At 4 A. M. the 2d Mass. Infantry (Lieut.-Col. C. R. Mudge) was ordered to advance from behind its breastworks and charge, in company with the 27th Indiana, a Confederate force which had taken possession of their unoccupied breastworks and which artillery had failed to disperse. In this charge Lieutenant-Colonel Mudge fell dead and four successive standard bearers were struck down, though the charge was but of four hundred yards and took but twenty minutes time. There fell also in this charge, or were mortally wounded, Capts. Thomas R. Robeson and Thomas B. Fox and Lieut. H. V. D. Stone.2 The works were not actually recaptured until several hours later, when the 2d Mass. occupied them again. The tree under which this fight took place is now in possession of the Massachusetts Historical Society. General Stoneman said once, ‘No regiment that ever served with me can show a better record than the 2d Mass.’3

In the finest single incident of the battle, and perhaps of the war, the charge of Pickett's men upon the centre of the Union army and its repulse, the 2d Corps, containing many Massachusetts regiments, bore the first brunt of the attack.
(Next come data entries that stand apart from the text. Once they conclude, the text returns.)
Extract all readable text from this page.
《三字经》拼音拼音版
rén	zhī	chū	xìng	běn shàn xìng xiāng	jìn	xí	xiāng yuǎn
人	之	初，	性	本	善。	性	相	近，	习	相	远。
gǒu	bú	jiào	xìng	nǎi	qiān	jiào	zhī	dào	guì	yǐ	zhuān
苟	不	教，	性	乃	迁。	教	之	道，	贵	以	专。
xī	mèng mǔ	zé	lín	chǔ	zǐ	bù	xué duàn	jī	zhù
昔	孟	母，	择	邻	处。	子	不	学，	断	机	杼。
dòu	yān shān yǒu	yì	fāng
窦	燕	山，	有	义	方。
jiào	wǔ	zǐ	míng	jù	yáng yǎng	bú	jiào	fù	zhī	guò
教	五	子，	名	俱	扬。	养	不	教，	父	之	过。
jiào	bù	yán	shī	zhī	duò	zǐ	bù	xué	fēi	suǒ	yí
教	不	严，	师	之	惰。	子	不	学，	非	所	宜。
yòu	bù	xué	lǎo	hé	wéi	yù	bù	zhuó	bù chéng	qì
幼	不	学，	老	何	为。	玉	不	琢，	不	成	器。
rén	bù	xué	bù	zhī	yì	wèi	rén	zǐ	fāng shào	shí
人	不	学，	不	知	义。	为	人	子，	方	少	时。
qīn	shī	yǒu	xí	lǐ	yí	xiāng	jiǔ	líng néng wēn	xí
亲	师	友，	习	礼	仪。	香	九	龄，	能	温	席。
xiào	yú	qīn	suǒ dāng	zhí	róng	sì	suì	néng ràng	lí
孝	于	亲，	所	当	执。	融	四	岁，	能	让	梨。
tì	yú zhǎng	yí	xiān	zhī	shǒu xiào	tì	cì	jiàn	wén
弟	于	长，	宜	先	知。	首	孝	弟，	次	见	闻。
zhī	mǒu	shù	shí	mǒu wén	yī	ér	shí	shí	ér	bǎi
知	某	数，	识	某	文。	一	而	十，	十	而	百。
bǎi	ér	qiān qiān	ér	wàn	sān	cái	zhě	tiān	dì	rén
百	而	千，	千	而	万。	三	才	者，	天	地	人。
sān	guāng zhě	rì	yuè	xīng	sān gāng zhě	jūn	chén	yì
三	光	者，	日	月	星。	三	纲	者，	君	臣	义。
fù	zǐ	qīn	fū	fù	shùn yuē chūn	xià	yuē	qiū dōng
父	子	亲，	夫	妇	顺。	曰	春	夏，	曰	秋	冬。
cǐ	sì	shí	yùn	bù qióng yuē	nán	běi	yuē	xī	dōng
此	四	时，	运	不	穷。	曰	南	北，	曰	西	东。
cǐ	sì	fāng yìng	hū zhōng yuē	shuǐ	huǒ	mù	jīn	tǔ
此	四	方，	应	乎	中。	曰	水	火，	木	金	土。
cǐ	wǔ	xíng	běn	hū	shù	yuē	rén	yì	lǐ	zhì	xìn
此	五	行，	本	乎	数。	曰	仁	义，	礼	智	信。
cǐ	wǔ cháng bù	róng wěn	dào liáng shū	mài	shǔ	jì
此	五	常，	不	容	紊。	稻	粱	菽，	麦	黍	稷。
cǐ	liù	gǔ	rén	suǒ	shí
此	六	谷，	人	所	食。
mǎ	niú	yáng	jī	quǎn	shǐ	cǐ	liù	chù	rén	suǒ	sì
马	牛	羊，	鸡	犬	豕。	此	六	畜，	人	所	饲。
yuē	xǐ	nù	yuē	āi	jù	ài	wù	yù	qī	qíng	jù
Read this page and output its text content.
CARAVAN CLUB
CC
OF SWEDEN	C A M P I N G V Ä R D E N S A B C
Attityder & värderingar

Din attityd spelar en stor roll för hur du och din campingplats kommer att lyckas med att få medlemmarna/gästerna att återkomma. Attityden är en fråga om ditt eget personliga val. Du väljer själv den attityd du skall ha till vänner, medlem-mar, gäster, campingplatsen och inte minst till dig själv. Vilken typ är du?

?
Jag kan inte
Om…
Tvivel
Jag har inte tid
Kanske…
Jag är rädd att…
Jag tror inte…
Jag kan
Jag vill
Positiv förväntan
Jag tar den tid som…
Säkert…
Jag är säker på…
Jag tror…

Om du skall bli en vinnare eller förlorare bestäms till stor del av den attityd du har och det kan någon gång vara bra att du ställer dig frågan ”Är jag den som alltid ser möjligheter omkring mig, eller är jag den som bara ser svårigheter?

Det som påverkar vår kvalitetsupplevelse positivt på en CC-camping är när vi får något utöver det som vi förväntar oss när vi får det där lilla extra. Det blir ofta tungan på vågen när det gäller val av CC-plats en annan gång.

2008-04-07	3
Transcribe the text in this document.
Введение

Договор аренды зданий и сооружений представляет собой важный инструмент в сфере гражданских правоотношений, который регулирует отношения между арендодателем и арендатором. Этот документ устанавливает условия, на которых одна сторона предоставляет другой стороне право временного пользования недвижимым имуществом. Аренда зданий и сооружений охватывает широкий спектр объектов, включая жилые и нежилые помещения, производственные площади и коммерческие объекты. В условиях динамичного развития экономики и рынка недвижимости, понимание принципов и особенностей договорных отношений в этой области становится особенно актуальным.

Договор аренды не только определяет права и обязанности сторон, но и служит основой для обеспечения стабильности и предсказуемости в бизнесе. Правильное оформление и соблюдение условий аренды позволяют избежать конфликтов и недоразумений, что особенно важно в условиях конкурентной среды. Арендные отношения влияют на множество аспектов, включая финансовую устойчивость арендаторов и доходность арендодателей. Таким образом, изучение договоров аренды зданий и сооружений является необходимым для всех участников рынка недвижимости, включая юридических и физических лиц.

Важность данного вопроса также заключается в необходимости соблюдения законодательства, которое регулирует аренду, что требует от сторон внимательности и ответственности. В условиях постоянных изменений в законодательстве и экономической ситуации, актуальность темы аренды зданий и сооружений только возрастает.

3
After two hours of what was, up to that time, the most formidable cannonading of the war,—more than one hundred pieces of artillery concentrated on one spot,—when Pickett's division rushed, ‘with magnificent courage,’ up the long slope, in a charge which still excites the admiration of every visitor to the green hills of Gettysburg, there was a moment when the very fate of the Union was actually at stake. ‘In the very centre of the Union position crowning Cemetery Ridge wave the flags ’

1 Official War Records, 43, p. 611.

2 See memoirs in Harvard Memorial Biographies, II, 122, 151, 261, 328.

3 For Lieut.-Col. C. F. Morse's graphic report of this action, see Official War Records, 43, p. 816. In the report of Col. S Colgrove, commanding brigade, he says, ‘I wish to state here that great credit is due the officers and men of Co. F, 2d Mass., as skirmishers. They advanced into the woods, where it was impossible to tell friend from foe, and before they scarcely knew it were in the midst of a brigade of the enemy, from whom they captured twenty-three prisoners, and brought them in, with a loss of only two captured on their side’ (p. 813).